Yes, I know that snow on city streets picks up all kinds of chemicals and pollutants from the city environment, and I know it also picks up salt and chemical de-icers during its residence time.
But, instead of dumping this snow in the harbor, it gets trucked -- using thousands of gallons of fuel which create all kinds of air emissions -- to inland locations. What happens there? It melts, and those same pollutants enter the ground water system. Or they go into city storm drains, where they end up where? Boston Harbor.
Perchance some of the melted snow goes down storm drains that empty into the city's combined system, which sends the wastewater to the Deer Island sewage treatment plant.
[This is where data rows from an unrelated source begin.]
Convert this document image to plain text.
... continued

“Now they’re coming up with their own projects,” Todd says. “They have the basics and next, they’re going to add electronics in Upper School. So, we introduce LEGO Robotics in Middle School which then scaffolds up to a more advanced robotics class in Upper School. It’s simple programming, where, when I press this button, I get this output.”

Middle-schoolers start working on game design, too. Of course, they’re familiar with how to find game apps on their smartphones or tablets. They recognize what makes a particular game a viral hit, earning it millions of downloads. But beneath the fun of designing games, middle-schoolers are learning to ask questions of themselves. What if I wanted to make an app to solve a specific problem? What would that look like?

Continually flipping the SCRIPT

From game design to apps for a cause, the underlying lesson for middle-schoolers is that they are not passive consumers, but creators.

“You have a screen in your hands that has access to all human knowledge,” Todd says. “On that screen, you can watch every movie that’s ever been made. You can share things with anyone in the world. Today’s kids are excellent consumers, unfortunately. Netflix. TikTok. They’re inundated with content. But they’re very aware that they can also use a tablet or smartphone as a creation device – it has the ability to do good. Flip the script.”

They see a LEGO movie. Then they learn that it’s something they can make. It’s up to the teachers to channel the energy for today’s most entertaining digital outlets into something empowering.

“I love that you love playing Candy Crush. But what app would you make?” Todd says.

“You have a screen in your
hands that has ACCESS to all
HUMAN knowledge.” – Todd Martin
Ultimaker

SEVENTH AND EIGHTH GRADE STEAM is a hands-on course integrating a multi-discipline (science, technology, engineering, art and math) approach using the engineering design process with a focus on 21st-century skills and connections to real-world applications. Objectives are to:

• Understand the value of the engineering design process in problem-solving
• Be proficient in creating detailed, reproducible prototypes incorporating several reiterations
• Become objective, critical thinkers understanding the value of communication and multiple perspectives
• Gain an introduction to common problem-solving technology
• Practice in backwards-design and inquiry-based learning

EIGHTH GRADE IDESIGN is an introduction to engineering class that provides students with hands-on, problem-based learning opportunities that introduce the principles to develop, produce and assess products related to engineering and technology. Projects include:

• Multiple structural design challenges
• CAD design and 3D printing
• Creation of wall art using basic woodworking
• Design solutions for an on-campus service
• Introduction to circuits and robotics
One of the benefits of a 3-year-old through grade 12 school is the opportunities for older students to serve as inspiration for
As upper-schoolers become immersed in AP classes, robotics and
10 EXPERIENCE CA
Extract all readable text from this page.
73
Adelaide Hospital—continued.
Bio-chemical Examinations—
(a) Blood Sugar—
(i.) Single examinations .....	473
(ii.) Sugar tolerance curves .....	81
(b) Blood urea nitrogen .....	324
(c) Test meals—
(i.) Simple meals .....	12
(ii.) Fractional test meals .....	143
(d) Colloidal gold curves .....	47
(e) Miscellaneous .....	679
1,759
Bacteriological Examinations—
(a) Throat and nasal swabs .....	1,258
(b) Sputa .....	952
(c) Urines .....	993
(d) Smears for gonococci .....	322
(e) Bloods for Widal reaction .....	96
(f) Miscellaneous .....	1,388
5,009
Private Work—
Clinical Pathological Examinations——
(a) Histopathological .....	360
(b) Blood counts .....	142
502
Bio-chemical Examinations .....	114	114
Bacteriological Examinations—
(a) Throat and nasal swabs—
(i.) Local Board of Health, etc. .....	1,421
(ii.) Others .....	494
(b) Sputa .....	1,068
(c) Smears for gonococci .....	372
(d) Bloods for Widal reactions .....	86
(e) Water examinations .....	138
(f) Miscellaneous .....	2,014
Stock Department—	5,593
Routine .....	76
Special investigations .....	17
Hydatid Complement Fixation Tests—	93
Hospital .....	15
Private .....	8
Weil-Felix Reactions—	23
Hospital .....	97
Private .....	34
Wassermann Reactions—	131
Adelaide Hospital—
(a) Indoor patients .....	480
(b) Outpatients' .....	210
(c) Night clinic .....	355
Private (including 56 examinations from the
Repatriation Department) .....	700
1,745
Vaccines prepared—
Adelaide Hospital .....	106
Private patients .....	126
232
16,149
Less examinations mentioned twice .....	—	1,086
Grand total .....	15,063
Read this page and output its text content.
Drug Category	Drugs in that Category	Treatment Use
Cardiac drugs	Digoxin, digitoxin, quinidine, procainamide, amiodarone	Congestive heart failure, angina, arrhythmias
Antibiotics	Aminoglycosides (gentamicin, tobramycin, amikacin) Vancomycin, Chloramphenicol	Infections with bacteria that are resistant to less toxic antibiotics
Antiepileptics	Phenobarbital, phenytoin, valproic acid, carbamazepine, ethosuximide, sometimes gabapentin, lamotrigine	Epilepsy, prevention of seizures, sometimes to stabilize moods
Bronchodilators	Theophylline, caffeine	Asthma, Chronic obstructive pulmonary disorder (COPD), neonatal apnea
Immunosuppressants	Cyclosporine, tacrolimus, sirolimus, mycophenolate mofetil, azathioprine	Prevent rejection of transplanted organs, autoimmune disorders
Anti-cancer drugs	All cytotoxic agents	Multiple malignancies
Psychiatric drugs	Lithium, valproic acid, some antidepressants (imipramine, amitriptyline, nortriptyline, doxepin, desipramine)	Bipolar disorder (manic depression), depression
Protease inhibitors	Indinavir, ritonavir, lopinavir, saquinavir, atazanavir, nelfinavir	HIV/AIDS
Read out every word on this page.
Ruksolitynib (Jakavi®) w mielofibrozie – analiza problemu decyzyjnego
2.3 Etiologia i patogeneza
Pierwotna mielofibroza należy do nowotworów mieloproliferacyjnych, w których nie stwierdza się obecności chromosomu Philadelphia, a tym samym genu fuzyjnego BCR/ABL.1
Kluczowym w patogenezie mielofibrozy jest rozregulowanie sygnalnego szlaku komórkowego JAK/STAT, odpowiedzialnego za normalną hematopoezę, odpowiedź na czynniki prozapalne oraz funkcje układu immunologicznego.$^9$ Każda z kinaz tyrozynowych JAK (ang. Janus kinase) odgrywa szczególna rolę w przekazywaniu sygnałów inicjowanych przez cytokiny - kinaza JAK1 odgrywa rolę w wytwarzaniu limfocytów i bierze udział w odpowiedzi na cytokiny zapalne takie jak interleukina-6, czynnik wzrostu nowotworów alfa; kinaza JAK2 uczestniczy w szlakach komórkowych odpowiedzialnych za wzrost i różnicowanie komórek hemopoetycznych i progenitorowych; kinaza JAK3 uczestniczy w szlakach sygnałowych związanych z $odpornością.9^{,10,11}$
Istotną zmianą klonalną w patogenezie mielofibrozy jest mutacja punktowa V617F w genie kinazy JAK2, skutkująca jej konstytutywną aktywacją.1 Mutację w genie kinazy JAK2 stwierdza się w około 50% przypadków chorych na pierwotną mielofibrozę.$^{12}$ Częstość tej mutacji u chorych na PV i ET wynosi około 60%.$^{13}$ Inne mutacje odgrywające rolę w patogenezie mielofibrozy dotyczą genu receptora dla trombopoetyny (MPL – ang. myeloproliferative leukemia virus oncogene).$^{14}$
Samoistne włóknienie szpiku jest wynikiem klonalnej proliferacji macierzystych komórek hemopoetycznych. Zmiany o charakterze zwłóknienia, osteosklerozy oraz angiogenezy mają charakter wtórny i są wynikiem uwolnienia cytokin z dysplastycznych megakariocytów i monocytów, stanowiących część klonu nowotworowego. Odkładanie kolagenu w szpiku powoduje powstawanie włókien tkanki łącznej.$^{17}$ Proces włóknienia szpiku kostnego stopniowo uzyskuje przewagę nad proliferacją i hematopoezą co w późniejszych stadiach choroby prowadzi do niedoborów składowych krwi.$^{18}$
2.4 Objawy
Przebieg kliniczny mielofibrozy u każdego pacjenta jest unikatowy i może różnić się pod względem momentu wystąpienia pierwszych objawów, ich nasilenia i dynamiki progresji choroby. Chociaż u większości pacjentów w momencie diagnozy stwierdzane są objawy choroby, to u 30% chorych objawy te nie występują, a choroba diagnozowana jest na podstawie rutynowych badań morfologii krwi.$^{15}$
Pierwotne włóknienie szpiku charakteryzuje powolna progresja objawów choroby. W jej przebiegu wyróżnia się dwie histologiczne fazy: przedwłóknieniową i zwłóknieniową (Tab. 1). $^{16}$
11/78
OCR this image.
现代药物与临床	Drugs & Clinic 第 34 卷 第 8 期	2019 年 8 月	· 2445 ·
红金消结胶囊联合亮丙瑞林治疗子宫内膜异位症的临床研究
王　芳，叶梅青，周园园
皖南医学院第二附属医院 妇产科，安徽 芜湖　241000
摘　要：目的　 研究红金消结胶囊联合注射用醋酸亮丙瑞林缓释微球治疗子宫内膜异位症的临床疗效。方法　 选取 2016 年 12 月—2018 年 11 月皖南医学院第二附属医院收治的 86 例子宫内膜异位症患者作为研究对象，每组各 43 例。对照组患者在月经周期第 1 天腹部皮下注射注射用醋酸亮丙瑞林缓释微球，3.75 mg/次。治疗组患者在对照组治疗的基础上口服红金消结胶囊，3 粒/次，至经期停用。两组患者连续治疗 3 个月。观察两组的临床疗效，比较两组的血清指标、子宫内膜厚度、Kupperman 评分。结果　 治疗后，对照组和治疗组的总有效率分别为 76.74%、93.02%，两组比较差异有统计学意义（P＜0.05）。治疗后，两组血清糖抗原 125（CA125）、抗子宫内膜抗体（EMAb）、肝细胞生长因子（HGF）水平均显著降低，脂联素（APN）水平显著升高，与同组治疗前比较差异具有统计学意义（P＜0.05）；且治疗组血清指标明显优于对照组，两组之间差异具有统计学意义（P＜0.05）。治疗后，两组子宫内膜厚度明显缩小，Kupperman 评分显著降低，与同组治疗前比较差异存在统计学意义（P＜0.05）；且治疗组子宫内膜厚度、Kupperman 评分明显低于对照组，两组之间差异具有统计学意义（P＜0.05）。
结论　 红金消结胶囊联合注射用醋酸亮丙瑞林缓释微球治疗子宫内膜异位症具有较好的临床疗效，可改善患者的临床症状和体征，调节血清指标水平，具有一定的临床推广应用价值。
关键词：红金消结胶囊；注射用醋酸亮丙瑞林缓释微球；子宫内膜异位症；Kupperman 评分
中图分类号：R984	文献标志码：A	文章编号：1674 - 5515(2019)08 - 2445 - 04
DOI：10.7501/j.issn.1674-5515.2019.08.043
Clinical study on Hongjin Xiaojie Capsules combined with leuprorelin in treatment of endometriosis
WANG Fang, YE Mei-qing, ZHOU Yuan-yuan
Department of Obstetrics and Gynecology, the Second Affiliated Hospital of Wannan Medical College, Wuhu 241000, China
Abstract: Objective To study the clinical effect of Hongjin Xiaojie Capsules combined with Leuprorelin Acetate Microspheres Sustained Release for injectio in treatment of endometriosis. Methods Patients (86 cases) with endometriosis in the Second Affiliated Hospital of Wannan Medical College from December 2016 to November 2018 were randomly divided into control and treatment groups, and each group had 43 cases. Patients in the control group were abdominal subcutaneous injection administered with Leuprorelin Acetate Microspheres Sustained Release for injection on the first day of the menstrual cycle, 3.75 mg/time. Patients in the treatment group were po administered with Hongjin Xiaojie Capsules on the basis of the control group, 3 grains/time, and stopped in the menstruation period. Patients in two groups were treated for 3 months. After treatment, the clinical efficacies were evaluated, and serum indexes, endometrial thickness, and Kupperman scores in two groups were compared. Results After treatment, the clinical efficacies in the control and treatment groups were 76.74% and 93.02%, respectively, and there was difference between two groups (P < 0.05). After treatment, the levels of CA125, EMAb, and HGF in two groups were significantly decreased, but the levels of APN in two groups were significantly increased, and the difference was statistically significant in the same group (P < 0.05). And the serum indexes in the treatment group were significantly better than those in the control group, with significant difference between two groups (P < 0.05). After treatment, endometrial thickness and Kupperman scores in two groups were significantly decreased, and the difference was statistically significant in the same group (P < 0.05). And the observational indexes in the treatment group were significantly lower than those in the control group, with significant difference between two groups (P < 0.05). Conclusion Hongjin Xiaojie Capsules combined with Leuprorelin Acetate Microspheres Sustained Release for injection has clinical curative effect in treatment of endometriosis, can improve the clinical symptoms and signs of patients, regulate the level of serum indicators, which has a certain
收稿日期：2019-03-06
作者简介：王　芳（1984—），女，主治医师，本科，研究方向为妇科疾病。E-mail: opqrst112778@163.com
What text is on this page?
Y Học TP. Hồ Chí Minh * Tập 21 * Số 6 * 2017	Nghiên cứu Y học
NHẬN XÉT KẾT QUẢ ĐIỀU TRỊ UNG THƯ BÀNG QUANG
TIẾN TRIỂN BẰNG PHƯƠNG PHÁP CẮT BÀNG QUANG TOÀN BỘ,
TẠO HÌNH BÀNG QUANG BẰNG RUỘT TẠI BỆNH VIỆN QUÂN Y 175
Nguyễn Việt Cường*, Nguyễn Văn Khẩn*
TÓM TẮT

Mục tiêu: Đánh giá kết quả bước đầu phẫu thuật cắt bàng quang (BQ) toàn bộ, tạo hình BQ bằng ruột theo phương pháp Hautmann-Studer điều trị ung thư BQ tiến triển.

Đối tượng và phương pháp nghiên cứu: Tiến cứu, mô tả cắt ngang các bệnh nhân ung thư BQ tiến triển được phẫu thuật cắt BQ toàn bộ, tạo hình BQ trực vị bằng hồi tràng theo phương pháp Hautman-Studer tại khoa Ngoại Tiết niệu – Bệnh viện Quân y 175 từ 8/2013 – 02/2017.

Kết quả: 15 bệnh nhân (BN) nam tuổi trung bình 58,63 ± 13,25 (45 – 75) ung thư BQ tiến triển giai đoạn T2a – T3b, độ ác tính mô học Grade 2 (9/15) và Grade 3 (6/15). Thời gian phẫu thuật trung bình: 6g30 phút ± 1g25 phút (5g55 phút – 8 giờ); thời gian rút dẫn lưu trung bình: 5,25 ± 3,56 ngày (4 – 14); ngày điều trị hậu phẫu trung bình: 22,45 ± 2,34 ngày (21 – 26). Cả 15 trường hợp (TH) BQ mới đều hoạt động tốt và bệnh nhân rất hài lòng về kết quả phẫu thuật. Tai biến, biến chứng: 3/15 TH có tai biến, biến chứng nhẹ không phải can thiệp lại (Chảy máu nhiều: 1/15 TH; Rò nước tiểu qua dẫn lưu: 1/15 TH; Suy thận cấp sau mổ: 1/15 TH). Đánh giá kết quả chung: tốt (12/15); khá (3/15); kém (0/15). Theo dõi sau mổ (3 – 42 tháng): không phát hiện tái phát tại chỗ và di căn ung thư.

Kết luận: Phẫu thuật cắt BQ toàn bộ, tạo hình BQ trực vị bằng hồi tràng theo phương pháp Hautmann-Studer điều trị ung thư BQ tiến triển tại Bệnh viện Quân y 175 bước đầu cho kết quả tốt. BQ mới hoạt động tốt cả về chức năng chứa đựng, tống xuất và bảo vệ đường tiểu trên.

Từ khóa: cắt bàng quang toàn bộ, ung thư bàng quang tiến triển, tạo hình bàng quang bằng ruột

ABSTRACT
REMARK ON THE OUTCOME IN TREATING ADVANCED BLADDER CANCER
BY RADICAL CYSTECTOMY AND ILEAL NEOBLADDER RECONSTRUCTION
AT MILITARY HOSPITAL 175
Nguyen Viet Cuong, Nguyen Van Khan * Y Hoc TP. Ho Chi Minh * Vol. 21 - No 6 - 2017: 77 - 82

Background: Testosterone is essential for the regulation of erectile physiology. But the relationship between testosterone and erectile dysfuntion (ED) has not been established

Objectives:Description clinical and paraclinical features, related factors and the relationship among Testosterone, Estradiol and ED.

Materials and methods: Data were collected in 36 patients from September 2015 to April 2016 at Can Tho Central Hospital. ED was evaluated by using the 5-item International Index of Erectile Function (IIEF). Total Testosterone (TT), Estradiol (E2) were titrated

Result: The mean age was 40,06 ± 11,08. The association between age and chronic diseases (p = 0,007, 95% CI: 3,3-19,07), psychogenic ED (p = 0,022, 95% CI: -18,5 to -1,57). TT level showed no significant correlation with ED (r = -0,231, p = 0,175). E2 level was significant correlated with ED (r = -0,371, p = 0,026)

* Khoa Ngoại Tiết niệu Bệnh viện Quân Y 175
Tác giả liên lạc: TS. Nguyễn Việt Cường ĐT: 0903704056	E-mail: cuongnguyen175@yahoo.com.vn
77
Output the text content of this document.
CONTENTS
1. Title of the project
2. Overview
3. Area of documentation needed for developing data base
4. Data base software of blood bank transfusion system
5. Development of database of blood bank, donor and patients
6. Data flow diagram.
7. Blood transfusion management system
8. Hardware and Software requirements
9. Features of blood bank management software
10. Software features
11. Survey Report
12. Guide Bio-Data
In that case, such contaminants that are captured are concentrated in the sludge at the plant, which is eventually made into fertilizer, from which the chemicals leach out onto farmland somewhere. The contaminants that are not captured in the sludge go out through a tunnel 9.5 miles long with the plant's effluent to Massachusetts Bay, the receiving water for . . . Boston Harbor.
I just don't see the point. Why don't we save the extra expense so Boston and other coastal communities can use that money for things like environmental education in the local schools?
When snow falls from the sky, it goes directly into the Harbor. Let's follow Nature's lead.